In many locations, such as Lake Washington in Seattle, floating bridges are preferable to conventional bridges. Such a bridge can be constructed out of concrete pontoons, which are essentially concrete boxes filled with air, Styrofoam, or another extremely low-density material. Suppose a floating bridge pontoon is constructed out of concrete and Styrofoam, which have densities of \(2200 \mathrm{~kg} / \mathrm{m}^{3}\) and \(50.0 \mathrm{~kg} / \mathrm{m}^{3}\). What must the volume ratio of concrete to Styrofoam be if the pontoon is to float with \(35.0 \%\) of its overall volume above water?

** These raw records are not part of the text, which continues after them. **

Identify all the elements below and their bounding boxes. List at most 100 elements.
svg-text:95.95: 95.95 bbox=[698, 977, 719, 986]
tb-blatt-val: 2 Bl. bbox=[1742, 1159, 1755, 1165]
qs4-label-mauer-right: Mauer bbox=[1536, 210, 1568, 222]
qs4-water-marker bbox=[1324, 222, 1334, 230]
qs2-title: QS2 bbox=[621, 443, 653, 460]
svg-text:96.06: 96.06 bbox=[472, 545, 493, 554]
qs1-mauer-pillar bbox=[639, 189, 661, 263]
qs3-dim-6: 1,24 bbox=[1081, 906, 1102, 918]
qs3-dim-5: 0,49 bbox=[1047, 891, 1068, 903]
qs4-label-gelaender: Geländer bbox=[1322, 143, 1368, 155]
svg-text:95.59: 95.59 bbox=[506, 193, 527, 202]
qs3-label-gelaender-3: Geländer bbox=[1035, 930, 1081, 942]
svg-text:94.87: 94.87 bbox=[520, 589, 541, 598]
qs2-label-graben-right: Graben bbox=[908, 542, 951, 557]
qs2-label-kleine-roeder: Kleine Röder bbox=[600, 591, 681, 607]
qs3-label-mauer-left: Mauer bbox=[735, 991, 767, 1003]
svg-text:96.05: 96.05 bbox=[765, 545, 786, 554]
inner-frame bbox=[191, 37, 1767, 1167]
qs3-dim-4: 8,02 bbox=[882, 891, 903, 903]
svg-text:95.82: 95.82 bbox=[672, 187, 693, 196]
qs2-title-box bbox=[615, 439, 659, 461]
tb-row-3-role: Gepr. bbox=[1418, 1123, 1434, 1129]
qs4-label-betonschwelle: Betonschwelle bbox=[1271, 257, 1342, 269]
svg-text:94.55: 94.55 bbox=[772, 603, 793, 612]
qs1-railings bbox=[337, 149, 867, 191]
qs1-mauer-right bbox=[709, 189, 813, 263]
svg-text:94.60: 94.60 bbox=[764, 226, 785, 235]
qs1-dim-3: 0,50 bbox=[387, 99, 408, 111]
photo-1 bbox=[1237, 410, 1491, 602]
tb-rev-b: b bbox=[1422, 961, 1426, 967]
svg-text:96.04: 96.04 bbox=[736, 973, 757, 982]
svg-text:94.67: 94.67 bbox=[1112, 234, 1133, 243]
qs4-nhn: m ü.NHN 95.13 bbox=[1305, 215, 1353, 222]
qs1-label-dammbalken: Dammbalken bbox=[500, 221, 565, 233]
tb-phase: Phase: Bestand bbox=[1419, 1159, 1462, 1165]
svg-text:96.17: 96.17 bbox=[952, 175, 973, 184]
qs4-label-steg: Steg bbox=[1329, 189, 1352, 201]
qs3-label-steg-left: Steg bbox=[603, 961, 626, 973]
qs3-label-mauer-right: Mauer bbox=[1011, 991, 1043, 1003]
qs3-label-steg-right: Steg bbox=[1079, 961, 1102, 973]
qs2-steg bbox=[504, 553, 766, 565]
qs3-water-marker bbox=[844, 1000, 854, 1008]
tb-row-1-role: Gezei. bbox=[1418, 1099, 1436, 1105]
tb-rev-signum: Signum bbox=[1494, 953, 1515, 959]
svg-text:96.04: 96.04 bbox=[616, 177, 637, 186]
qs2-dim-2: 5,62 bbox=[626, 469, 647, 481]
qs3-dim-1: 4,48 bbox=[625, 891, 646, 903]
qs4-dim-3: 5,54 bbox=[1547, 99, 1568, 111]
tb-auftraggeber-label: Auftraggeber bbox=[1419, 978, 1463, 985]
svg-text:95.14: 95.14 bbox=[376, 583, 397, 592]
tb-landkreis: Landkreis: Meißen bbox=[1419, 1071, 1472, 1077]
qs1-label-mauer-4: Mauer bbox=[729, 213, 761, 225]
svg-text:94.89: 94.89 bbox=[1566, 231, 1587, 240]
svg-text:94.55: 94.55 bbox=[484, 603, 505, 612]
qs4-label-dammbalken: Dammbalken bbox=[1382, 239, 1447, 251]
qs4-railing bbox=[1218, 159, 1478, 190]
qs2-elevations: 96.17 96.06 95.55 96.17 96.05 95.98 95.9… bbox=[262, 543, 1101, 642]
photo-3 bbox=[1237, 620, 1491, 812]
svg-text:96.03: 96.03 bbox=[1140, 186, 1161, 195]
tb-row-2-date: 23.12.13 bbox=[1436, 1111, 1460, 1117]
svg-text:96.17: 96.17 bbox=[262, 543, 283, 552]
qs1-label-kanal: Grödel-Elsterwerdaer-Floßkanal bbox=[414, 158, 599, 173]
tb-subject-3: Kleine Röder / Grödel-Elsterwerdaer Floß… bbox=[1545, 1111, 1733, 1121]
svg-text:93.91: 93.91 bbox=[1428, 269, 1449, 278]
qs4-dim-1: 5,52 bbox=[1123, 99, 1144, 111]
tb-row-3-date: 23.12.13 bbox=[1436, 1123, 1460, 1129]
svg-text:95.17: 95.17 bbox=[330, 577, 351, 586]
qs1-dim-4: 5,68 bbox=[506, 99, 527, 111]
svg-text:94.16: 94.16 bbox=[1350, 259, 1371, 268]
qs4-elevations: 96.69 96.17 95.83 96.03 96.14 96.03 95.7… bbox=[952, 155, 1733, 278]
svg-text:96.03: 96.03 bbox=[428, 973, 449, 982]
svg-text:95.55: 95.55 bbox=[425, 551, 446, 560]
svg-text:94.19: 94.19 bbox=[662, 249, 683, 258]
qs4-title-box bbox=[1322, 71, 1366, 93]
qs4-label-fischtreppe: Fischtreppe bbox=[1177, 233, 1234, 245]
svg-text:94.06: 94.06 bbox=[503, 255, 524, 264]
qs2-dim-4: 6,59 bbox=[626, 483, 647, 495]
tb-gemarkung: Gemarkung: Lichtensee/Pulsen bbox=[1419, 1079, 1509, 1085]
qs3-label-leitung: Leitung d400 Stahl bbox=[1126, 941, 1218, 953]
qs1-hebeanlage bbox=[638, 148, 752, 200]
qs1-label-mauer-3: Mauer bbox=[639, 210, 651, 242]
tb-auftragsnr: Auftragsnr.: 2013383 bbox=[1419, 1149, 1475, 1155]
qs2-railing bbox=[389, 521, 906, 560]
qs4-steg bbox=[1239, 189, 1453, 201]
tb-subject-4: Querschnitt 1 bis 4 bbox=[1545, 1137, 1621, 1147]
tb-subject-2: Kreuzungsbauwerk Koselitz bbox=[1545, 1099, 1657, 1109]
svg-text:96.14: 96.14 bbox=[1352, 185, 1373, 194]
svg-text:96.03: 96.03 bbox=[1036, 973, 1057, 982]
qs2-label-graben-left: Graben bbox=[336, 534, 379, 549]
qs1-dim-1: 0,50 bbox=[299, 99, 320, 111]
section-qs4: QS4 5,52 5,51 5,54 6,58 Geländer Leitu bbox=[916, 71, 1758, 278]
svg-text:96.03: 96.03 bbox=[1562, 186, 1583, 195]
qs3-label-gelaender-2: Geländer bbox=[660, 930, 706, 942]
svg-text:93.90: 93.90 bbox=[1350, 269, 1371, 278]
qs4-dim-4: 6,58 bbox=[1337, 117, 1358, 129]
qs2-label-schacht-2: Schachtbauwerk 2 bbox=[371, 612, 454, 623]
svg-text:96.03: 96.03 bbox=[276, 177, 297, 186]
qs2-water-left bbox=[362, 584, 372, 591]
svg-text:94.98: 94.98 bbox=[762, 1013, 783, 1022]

According to Archimedes' principle, the buoyancy force acting on an object submerged in a fluid (in this case, water) is equal to the weight of the fluid displaced by the object's volume. The equation for this principle is: \(F_{buoyancy} = \rho_{fluid} \cdot V_{displaced} \cdot g\) where \(\rho_{fluid}\) is the density of the fluid, \(V_{displaced}\) is the volume of fluid displaced, and \(g\) is the acceleration due to gravity. For the pontoon to float with 35% of its overall volume above water, the buoyancy force must be equal to the weight of the whole pontoon.

Let's denote the volume ratio of concrete to Styrofoam as \(R\). The total volume of the pontoon (\(V_{total}\)) can be represented as: \(V_{total} = V_{concrete} + V_{styrofoam}\) or in terms of the ratio, \(R\): \(V_{total} = R \cdot V_{styrofoam} + V_{styrofoam}\) Now, the mass of each material present in the pontoon can be found using the equation: \(mass = density \cdot volume\) So, \(m_{concrete} = 2200 \cdot R \cdot V_{styrofoam}\), and \(m_{styrofoam} = 50 \cdot V_{styrofoam}\). The weight of the pontoon is the sum of the weights of concrete and Styrofoam: \(W_{total} = m_{concrete} \cdot g + m_{styrofoam} \cdot g\)

Since 35% of the pontoon's overall volume stays above water, it means that 65% of the volume is submerged, displacing the same volume of water. Therefore, \(V_{displaced} = 0.65 \cdot V_{total}\) Now, according to Archimedes' principle, \(F_{buoyancy} = W_{total}\). Using this condition, we can set up the following equation: \(\rho_{fluid} \cdot (0.65 \cdot V_{total}) \cdot g = (2200 \cdot R \cdot V_{styrofoam} + 50 \cdot V_{styrofoam}) \cdot g\)

Now, we have an equation relating the volume ratio, \(R\), to the buoyancy force. We can solve this equation for \(R\). First, rearrange the equation by cancelling out some terms: \(0.65 \cdot (\rho_{fluid} \cdot V_{total}) = (2200 \cdot R + 50) \cdot V_{styrofoam}\) Next, expand the equation: \(0.65 \cdot (\rho_{fluid} \cdot (R \cdot V_{styrofoam} + V_{styrofoam})) = (2200 \cdot R + 50) \cdot V_{styrofoam}\) Now, we want to solve for R. Divide both sides by \(V_{styrofoam}\): \(0.65 \cdot (\rho_{fluid} \cdot (R + 1)) = 2200 \cdot R + 50\) Substitute the given density of water, which is \(1000 \mathrm{~kg} / \mathrm{m}^{3}\): \(0.65 \cdot (1000 \cdot (R + 1)) = 2200 \cdot R + 50\) Solve for R: \(R \approx 0.0606\)

The volume ratio of concrete to Styrofoam in the floating bridge pontoon must be approximately 0.0606 for it to float with 35% of its overall volume above water.